Tout le film se passe quasiment dans une voiture avec deux personnages et puis d’un coup c’est l’explosion : la foule, l’architecture, les couleurs, nous somme à la Mecque. Comment avez-vous réussi à tourner là bas ?
En réalité ce sont les premiers images que j’ai tournées, parce que je m’étais dit que si je n’y arrivais pas, il n’y avait pas de film ! C’était très compliqué d’avoir les autorisations et de les faire respecter. J’ai su aussi que c’était la première fois qu’il y aurait des images tournées pour le cinéma. En réalité sur cinq jours, j’ai du tourner au maximum une journée et demi.

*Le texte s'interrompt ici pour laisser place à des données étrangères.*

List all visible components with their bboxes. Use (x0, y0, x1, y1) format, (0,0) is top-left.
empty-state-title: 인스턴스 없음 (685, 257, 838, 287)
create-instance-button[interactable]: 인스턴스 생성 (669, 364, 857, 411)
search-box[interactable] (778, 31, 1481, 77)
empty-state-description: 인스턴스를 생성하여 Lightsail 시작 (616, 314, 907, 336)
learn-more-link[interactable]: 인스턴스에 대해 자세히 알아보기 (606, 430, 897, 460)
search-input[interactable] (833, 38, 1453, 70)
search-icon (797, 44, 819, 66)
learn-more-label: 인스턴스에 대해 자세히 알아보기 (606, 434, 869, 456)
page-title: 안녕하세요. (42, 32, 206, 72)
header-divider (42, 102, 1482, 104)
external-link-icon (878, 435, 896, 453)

J’ai essayé de me débrouiller et quand je suis rentré, j’étais totalement incrédule d’avoir réussi à le faire.

Que vous reste-t-il du film aujourd'hui ?
Il me reste une aventure inoubliable, une très belle amitié avec Nicolas Cazalé (l'un des comédiens) et aussi tout ce qui n’est pas dans le film et qu’on a vécu.
Ce fut comme une naissance : douloureuse, belle, forte et intense.